학습은 crossentropy, 학습 중간에 RMSE 표시

In [13]:
model = networks.PoseHighResolutionNet(width=HRNET_WIDTH)

In [14]:
model.load_state_dict(torch.load(f"networks/models/pose_hrnet_w{HRNET_WIDTH}_384x288.pth"))

<All keys matched successfully>

In [15]:
final_layer = nn.Conv2d(32, 24, 1)
with torch.no_grad():
    final_layer.weight[:17] = model.final_layer.weight
    final_layer.bias[:17] = model.final_layer.bias
model.final_layer = final_layer

In [16]:
model = model.cuda()

In [17]:
if SAM:
    optimizer = utils.SAM(model.parameters(), optim.AdamW, lr=LR)
else:
    optimizer = optim.AdamW(model.parameters(), lr=LR)

In [18]:
class KeypointLoss(nn.Module):
    def forward(self, x, y):
        x = x.flatten(2).flatten(0, 1)
        y = y.flatten(0, 1)
        return F.cross_entropy(x, y)

In [19]:
class KeypointRMSE(nn.Module):
    @torch.no_grad()
    def forward(self, x, y):
        W = x.size(3)
        xp = x.flatten(2).argmax(2)
        xx, xy = xp % W, xp // W
        yx, yy = y % W, y // W
        return 4 * ((xx - yx) ** 2 + (xy - yy) ** 2).type(torch.float32).mean().sqrt()

In [20]:
if USE_L1:
    criterion = nn.L1Loss().cuda()
else:
    criterion = KeypointLoss().cuda()
criterion_rmse = KeypointRMSE().cuda()

In [21]:
scheduler = ReduceLROnPlateau(optimizer, factor=0.5, patience=4, verbose=True)

---

## 학습

In [22]:
def train_loop(dl: DataLoader):
    torch.cuda.empty_cache()
    model.train()

    meanloss = utils.AverageMeter()
    meanrmse = utils.AverageMeter()
    results = {"image": [], "loss": [], "rmse": []}
    with tqdm(total=len(dl.dataset), ncols=100, leave=False, file=sys.stdout, desc=f"Train[{epoch:03d}]") as t:
        for f, x, offset, ratio, y in dl:
            x_ = x.cuda()
            y_ = y.cuda()
            p_ = model(x_)
            loss = criterion(p_, y_)
            rmse = criterion_rmse(p_, y_)
            
            optimizer.zero_grad()
            loss.backward()
            if isinstance(optimizer, utils.SAM):
                optimizer.first_step()
                loss = criterion(model(x_), y_).backward()
                optimizer.second_step()
            else:
                optimizer.step()

            meanloss.update(loss.item())
            meanrmse.update(rmse.item())
            results["image"].append(f)
            results["loss"].append(loss.item())
            results["rmse"].append(rmse.item())
            t.set_postfix_str(f"loss: {loss.item():.6f}, rmse: {rmse.item():.6f}", refresh=False)
            t.update(len(x))

    return meanloss(), meanrmse(), results

In [23]:
@torch.no_grad()
def valid_loop(dl: DataLoader):
    torch.cuda.empty_cache()
    model.eval()

    meanloss = utils.AverageMeter()
    meanrmse = utils.AverageMeter()
    results = {"image": [], "loss": [], "rmse": []}
    with tqdm(total=len(dl.dataset), ncols=100, leave=False, file=sys.stdout, desc=f"Valid[{epoch:03d}]") as t:
        for f, x, offset, ratio, y in dl:
            x_ = x.cuda()
            y_ = y.cuda()
            p_ = model(x_)
            loss = criterion(p_, y_)
            rmse = criterion_rmse(p_, y_)

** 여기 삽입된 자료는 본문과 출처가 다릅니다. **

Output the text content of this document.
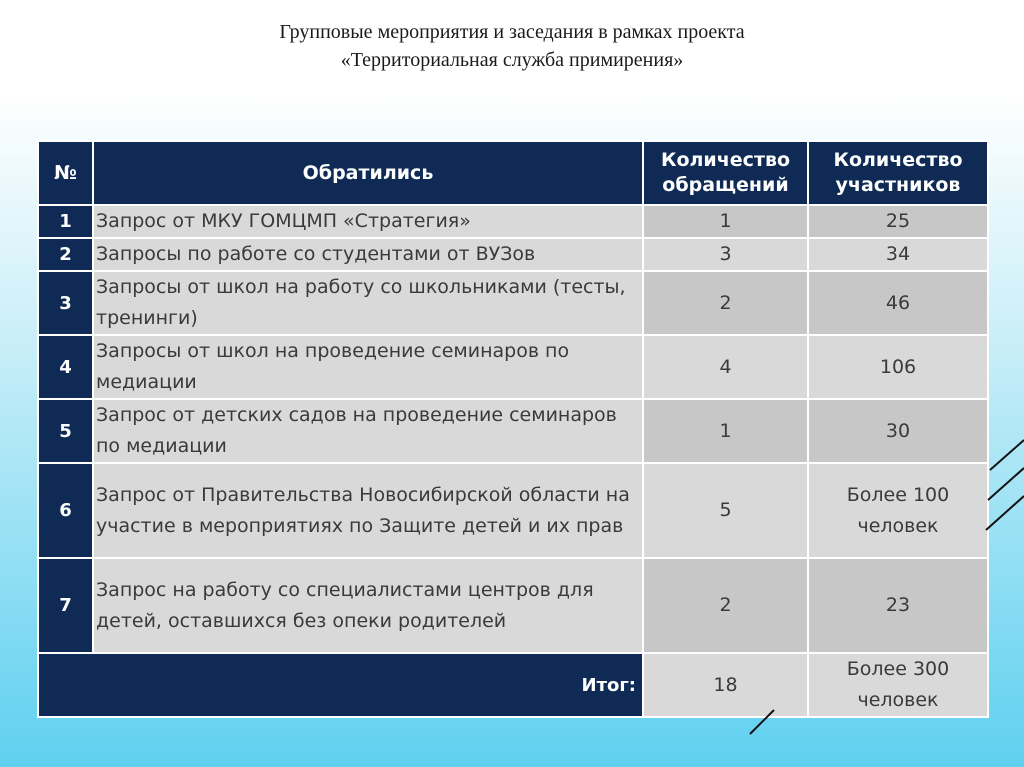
Групповые мероприятия и заседания в рамках проекта
«Территориальная служба примирения»
№	Обратились	Количество обращений	Количество участников
1	Запрос от МКУ ГОМЦМП «Стратегия»	1	25
2	Запросы по работе со студентами от ВУЗов	3	34
3	Запросы от школ на работу со школьниками (тесты, тренинги)	2	46
4	Запросы от школ на проведение семинаров по медиации	4	106
5	Запрос от детских садов на проведение семинаров по медиации	1	30
6	Запрос от Правительства Новосибирской области на участие в мероприятиях по Защите детей и их прав	5	Более 100 человек
7	Запрос на работу со специалистами центров для детей, оставшихся без опеки родителей	2	23
Итог:		18	Более 300 человек
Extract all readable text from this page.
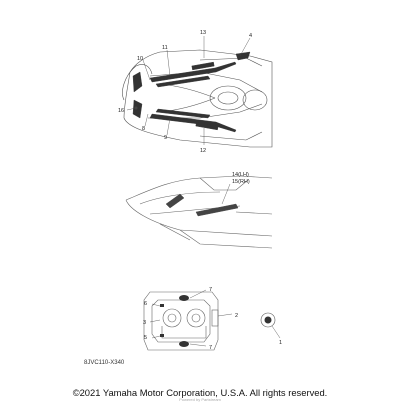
13	4
11
10
16
8
9
12
14(LH)
15(RH)
7
7
6
3
5
2
1
8JVC110-X340
©2021 Yamaha Motor Corporation, U.S.A. All rights reserved.
Powered by Partstream
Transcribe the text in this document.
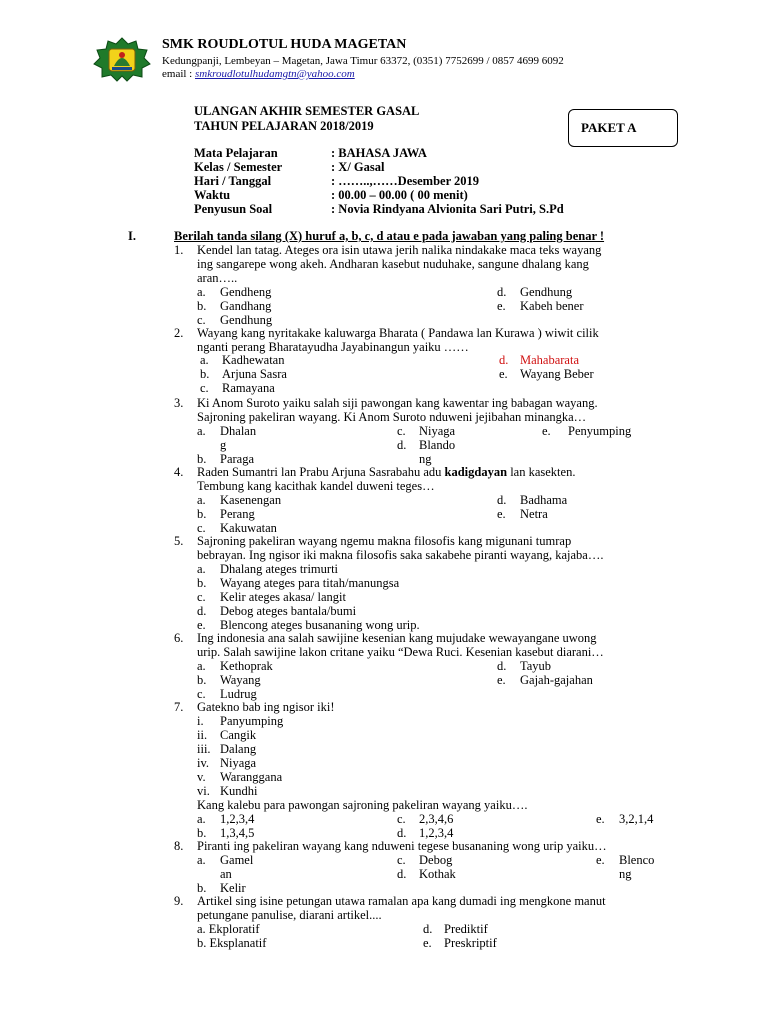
SMK ROUDLOTUL HUDA MAGETAN
Kedungpanji, Lembeyan – Magetan, Jawa Timur 63372, (0351) 7752699 / 0857 4699 6092
email : smkroudlotulhudamgtn@yahoo.com
ULANGAN AKHIR SEMESTER GASAL
TAHUN PELAJARAN 2018/2019	PAKET A
Mata Pelajaran	: BAHASA JAWA
Kelas / Semester	: X/ Gasal
Hari / Tanggal	: ……..,……Desember 2019
Waktu	: 00.00 – 00.00 ( 00 menit)
Penyusun Soal	: Novia Rindyana Alvionita Sari Putri, S.Pd
I.	Berilah tanda silang (X) huruf a, b, c, d atau e pada jawaban yang paling benar !
1. Kendel lan tatag. Ateges ora isin utawa jerih nalika nindakake maca teks wayang
ing sangarepe wong akeh. Andharan kasebut nuduhake, sangune dhalang kang
aran…..
a. Gendheng
b. Gandhang
c. Gendhung
d. Gendhung
e. Kabeh bener
2. Wayang kang nyritakake kaluwarga Bharata ( Pandawa lan Kurawa ) wiwit cilik
nganti perang Bharatayudha Jayabinangun yaiku ……
a. Kadhewatan
b. Arjuna Sasra
c. Ramayana
d. Mahabarata
e. Wayang Beber
3. Ki Anom Suroto yaiku salah siji pawongan kang kawentar ing babagan wayang.
Sajroning pakeliran wayang. Ki Anom Suroto nduweni jejibahan minangka…
a. Dhalan
g
b. Paraga
c. Niyaga
d. Blando
ng
e. Penyumping
4. Raden Sumantri lan Prabu Arjuna Sasrabahu adu kadigdayan lan kasekten.
Tembung kang kacithak kandel duweni teges…
a. Kasenengan
b. Perang
c. Kakuwatan
d. Badhama
e. Netra
5. Sajroning pakeliran wayang ngemu makna filosofis kang migunani tumrap
bebrayan. Ing ngisor iki makna filosofis saka sakabehe piranti wayang, kajaba….
a. Dhalang ateges trimurti
b. Wayang ateges para titah/manungsa
c. Kelir ateges akasa/ langit
d. Debog ateges bantala/bumi
e. Blencong ateges busananing wong urip.
6. Ing indonesia ana salah sawijine kesenian kang mujudake wewayangane uwong
urip. Salah sawijine lakon critane yaiku “Dewa Ruci. Kesenian kasebut diarani…
a. Kethoprak
b. Wayang
c. Ludrug
d. Tayub
e. Gajah-gajahan
7. Gatekno bab ing ngisor iki!
i. Panyumping
ii. Cangik
iii. Dalang
iv. Niyaga
v. Waranggana
vi. Kundhi
Kang kalebu para pawongan sajroning pakeliran wayang yaiku….
a. 1,2,3,4
b. 1,3,4,5
c. 2,3,4,6
d. 1,2,3,4
e. 3,2,1,4
8. Piranti ing pakeliran wayang kang nduweni tegese busananing wong urip yaiku…
a. Gamel
an
b. Kelir
c. Debog
d. Kothak
e. Blenco
ng
9. Artikel sing isine petungan utawa ramalan apa kang dumadi ing mengkone manut
petungane panulise, diarani artikel....
a. Ekploratif
b. Eksplanatif
d. Prediktif
e. Preskriptif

            meanloss.update(loss.item())
            meanrmse.update(rmse.item())
            results["image"].append(f)
            results["loss"].append(loss.item())
            results["rmse"].append(rmse.item())
            t.set_postfix_str(f"loss: {loss.item():.6f}, rmse: {rmse.item():.6f}", refresh=False)
            t.update(len(x))

    return meanloss(), meanrmse(), results

In [24]:
kf = KFold(n_splits=5, shuffle=True, random_state=SEED)

In [28]:
train_idx, valid_idx = list(kf.split(ds_train_total))[FOLD - 1]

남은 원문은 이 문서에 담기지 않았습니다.